MM-BD: Post-Training Detection of Backdoor Attacks with Arbitrary Backdoor Pattern Types Using a Maximum Margin Statistic

Backdoor attacks are an important type of adversarial threat against deep neural network classifiers, wherein test samples from one or more source classes will be (mis)classified to the attacker's target class when a backdoor pattern is embedded. In this paper, we focus on the post-training backdoor defense scenario commonly considered in the literature, where the defender aims to detect whether a trained classifier was backdoor-attacked without any access to the training set.

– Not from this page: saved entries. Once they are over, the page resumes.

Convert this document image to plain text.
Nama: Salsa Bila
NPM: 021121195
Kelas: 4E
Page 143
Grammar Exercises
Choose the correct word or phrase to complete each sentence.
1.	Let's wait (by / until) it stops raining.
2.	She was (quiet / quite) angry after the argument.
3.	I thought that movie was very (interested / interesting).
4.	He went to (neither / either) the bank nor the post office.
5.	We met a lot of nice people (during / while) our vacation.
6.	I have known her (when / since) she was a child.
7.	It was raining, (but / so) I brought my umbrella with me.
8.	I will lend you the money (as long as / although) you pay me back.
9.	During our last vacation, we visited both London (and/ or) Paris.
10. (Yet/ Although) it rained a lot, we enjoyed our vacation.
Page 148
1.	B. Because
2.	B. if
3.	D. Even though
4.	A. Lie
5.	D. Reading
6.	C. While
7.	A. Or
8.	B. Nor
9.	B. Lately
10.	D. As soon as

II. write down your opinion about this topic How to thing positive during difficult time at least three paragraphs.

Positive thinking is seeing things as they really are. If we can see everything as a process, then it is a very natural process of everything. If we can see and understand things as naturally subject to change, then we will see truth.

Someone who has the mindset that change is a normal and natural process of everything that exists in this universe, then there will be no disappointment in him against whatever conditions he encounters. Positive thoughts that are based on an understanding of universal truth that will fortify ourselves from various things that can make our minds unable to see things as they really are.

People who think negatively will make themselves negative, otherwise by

Many post-training detectors are designed to detect attacks that use either one or a few specific backdoor embedding functions (e.g., patch-replacement or additive attacks). These detectors may fail when the backdoor embedding function used by the attacker (unknown to the defender) is different from the backdoor embedding function assumed by the defender. In contrast, we propose a post-training defense that detects backdoor attacks with arbitrary types of backdoor embeddings, without making any assumptions about the backdoor embedding type. Our detector leverages the influence of the backdoor attack, independent of the backdoor embedding mechanism, on the landscape of the classifier's outputs prior to the softmax layer. For each class, a maximum margin statistic is estimated. Detection inference is then performed by applying an unsupervised anomaly detector to these statistics. Thus, our detector does not need any legitimate clean samples, and can efficiently detect backdoor attacks with arbitrary numbers of source classes. These advantages over several state-of-the-art methods are demonstrated on four datasets, for three different types of backdoor patterns, and for a variety of attack configurations. Finally, we propose a novel, general approach for backdoor mitigation once a detection is made. The mitigation approach was the runner-up at the first IEEE Trojan Removal Competition. The code is online available.

翻译：后门攻击是针对深度神经网络分类器的一种重要对抗性威胁：当测试样本被嵌入后门模式时，来自一个或多个源类别的样本将被（错误）分类至攻击者设定的目标类别。本文聚焦于文献中常见的后训练后门防御场景——防御方无法访问训练集，仅需检测训练后的分类器是否遭受后门攻击。现有后检测器通常针对特定后门嵌入函数（如补丁替换或加法攻击）设计，当攻击者使用的后门嵌入函数（防御方未知）与防御方假设的函数不同时，此类检测器可能失效。相比之下，我们提出一种无需假设后门嵌入类型的后训练防御方法，可检测任意后门嵌入类型的攻击。该检测器利用后门攻击对分类器softmax层前输出分布的影响（该影响与后门嵌入机制无关），为每个类别估计最大间距统计量，并通过无监督异常检测算法对这些统计量进行推理判断。因此，本检测器无需任何干净样本，且能高效检测含任意数量源类别的后门攻击。我们在四种数据集、三种后门模式类型及多种攻击配置下验证了该方法相较于多种先进方法的优势。此外，针对检测后的后门缓解问题，我们提出一种新颖的通用方法——该方法在首届IEEE木马移除竞赛中获得亚军，相关代码已开源。